As the US military massed air and naval forces in the region, Khamenei’s calculations drew on a character moulded by revolution, years of turmoil and war with Iraq, decades of sparring with the US and a ruthless accumulation of power.
While elected officials managed day-to-day affairs, no major policy – especially one concerning the US – could proceed without his explicit approval; Khamenei’s mastery of Iran’s complex system of clerical rule combined with limited democracy ensured that no other group could challenge his decisions.
An unlikely rise to power
Early in his rule, Khamenei was often dismissed as weak and an unlikely successor to the Islamic Republic’s late founder, the charismatic Ayatollah Ruhollah Khomeini.
Not having achieved the religious rank of ayatollah when he was appointed supreme leader, Khamenei had difficulty wielding power through religious authority, as the theocratic system foresaw.
After struggling for a long time to emerge from the shadow of his mentor, it was by forging a formidable security apparatus devoted solely to him that he finally imposed himself.
Khamenei always distrusted the West, particularly the US, frequently accusing it of seeking to topple him. In a typically pugnacious speech after January’s protests, he blamed President Donald Trump for the unrest, saying: “We consider the US president criminal for the casualties, damages and slander he inflicted on the Iranian nation.”
Yet despite his ideological rigidity, he showed a willingness to bend when the survival of the Islamic Republic was at stake.
The concept of “heroic flexibility”, first mentioned by Khamenei in 2013, permitted tactical compromises to advance his goals, mirroring Khomeini’s choice in 1988 to embrace a ceasefire after eight years of war with Iraq.
Khamenei’s guarded endorsement of Iran’s 2015 nuclear deal with six world powers was another such moment, as he calculated that sanctions relief was necessary to stabilise the economy and buttress his grip on power.
Trump quit the 2015 pact during his first term in 2018 and reimposed crippling sanctions on Iran. Tehran reacted by gradually violating all agreed curbs on its nuclear program.
Security loyalty key
At times of increasing pressure, Khamenei repeatedly turned to the Islamic Revolutionary Guard Corps and the Basij, a paramilitary force numbering hundreds of thousands of volunteers, to snuff out dissent.
It was they who crushed the protests that exploded after Mahmoud Ahmadinejad’s re-election as president in 2009 amid allegations of vote fraud.
In 2022, Khamenei was just as ruthless in arresting, imprisoning or executing protesters enraged by the death in custody of the young Iranian-Kurdish woman Mahsa Amini.
And it was again the Revolutionary Guard and Basij which crushed the latest round of protests in January.
Khamenei’s power has also owed much to the parastatal financial empire known as Setad, under his direct control. Worth tens of billions of dollars, it grew hugely during his rule, investing billions in the Revolutionary Guard.

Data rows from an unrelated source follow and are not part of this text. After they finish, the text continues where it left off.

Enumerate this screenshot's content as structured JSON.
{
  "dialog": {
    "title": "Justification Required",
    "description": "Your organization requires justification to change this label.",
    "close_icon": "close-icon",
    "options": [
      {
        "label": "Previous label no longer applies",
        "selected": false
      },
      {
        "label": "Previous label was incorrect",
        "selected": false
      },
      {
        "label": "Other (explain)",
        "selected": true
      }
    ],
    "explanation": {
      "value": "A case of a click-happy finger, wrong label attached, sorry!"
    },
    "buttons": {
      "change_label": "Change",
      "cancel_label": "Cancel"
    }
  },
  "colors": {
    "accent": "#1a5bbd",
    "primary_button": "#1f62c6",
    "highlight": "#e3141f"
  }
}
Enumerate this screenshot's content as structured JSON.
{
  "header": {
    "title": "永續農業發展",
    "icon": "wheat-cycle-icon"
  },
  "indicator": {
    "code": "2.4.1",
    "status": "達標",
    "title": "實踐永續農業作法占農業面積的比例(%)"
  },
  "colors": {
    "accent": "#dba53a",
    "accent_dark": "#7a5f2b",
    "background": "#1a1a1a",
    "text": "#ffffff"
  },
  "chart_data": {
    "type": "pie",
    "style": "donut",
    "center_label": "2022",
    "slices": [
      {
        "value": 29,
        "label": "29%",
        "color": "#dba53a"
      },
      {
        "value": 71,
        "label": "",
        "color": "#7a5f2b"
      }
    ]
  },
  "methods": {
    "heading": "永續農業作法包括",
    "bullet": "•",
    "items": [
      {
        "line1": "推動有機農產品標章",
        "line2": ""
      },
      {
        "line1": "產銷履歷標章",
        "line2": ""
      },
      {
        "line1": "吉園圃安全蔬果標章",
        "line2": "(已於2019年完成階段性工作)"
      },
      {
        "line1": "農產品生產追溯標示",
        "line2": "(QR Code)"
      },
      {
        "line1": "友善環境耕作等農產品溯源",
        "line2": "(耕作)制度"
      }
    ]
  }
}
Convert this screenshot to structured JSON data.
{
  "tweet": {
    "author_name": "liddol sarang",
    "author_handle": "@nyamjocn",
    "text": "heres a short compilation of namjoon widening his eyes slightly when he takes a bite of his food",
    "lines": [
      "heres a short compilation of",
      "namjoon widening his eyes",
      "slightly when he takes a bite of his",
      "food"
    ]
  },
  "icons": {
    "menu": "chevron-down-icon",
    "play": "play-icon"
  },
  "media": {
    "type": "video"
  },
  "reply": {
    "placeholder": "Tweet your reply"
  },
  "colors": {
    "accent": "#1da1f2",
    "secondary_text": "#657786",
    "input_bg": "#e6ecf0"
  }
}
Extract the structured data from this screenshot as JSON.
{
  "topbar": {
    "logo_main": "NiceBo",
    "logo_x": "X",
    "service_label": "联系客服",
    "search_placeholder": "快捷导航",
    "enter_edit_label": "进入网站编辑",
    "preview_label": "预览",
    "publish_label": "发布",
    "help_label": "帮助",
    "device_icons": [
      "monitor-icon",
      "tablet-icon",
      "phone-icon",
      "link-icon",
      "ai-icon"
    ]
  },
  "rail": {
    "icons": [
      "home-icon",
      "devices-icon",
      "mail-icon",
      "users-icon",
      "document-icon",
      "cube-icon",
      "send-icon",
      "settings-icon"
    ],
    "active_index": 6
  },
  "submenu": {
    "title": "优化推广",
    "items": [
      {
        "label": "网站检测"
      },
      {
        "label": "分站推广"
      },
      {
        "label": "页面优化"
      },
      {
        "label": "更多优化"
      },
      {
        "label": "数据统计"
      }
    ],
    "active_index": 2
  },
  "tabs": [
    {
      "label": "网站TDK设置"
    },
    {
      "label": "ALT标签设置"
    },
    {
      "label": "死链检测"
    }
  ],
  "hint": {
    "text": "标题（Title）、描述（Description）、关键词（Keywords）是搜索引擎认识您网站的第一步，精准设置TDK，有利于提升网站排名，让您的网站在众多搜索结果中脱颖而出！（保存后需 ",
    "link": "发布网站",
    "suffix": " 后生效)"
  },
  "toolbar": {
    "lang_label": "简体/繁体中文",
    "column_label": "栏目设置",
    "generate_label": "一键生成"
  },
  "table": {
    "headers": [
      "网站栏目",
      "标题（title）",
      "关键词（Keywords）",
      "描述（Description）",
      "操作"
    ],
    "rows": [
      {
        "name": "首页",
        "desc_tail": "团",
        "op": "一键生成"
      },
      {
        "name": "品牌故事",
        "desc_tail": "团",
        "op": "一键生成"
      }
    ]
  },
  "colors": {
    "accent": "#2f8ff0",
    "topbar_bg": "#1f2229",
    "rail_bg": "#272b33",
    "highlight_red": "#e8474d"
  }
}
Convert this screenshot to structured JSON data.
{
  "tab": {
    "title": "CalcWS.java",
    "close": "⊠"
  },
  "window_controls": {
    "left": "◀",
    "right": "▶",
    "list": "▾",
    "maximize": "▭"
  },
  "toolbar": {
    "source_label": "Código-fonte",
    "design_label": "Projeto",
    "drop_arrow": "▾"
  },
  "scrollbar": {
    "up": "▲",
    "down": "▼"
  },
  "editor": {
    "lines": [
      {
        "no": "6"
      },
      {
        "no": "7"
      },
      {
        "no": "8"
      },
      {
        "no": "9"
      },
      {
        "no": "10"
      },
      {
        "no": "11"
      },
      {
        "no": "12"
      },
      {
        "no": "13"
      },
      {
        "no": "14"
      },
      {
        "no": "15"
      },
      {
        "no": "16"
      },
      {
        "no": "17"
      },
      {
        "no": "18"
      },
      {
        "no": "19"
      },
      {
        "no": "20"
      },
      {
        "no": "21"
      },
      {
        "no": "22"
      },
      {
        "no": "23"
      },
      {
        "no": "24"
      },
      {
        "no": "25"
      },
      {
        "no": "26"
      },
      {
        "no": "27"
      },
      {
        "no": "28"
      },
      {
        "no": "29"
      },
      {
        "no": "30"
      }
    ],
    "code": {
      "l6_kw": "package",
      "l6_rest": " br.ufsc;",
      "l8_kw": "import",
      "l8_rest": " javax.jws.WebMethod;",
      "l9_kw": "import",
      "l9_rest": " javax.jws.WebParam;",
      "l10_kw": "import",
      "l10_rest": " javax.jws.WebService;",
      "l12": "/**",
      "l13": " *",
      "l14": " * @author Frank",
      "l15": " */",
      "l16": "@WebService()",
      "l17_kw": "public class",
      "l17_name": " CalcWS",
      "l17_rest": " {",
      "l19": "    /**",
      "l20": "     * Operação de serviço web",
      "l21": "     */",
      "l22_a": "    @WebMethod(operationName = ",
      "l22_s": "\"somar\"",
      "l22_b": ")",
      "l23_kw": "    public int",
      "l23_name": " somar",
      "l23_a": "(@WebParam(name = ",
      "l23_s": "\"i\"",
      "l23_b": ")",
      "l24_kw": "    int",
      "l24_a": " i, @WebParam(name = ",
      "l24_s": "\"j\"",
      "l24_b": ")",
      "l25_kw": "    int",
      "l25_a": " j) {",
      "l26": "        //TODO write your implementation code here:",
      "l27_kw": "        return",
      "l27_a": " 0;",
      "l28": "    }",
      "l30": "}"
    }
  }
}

Scholars outside Iran have painted a picture of a secretive ideologue fearful of betrayal – an anxiety fuelled by an assassination attempt in June 1981 that involved a bomb hidden in a tape recorder that paralysed his right arm.
Khamenei himself suffered severe torture, according to his official biography, in 1963, when at 24 he served the first of many terms in prison for political activities under the rule of the Shah.
After the Iranian Revolution, as deputy defence minister, Khamenei became close to the Revolutionary Guard during the 1980-88 war with Iraq, which claimed a million lives from both sides.
He won the presidency with Khomeini’s support but was a surprise choice as successor when the supreme leader died, lacking both Khomeini’s popular appeal and his superior clerical credentials.
Karim Sadjadpour of the Carnegie Endowment for International Peace said that “accident of history” had transformed a “weak president to an initially weak supreme leader to one of the five
most powerful Iranians of the last 100 years”.